Ab’s oeuvre, all three thousand of them, came to light years after his death, stored in shoeboxes that were gathering dust in an attic. Mr Braverman inherited them, and was amazed at what a treasure trove he had dug up. They chronicle Ab’s married life with the wife to whom he was devoted, but they also illustrate the life of the Jewish community in London as its centre moved from Whitechapel to Golders Green and beyond. Mr Braverman regales the audience with an array of anecdotes on this theme as he displays a judicious selection of his great-uncle’s works on a large screen for the audience.

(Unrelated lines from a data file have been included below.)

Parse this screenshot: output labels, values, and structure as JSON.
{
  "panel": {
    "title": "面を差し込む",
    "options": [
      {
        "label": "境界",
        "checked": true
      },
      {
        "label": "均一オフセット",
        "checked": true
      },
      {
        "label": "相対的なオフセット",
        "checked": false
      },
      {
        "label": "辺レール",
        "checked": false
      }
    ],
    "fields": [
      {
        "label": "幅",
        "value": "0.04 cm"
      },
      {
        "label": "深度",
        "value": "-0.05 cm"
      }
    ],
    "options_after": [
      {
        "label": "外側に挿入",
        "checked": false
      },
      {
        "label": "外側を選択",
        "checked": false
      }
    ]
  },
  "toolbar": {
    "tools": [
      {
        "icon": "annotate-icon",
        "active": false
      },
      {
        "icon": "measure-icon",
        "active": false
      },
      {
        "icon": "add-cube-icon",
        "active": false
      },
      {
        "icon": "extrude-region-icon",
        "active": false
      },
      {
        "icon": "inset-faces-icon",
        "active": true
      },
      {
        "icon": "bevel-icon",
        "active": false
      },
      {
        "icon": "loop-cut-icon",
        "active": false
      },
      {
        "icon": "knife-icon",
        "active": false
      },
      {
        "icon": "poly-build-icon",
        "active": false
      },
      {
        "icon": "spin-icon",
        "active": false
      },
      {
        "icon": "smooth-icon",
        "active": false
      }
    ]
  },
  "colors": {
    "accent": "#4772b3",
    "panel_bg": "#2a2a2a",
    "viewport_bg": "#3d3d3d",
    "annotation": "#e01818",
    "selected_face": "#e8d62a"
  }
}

I came rather late in this show’s brief London run. It ends on Sunday, so you will have to hurry in order to see it, which I would urge you to do. Fortunately, there is an exhibition of Ab Solomons’ work in the basement of the Queen Elizabeth Hall, which will be continuing for a couple more weeks. Admission is free. Having taken his show as far afield as Australia and (oddly) Luxembourg, Danny Braverman will, one hopes, bring it back to London in the not too distant future.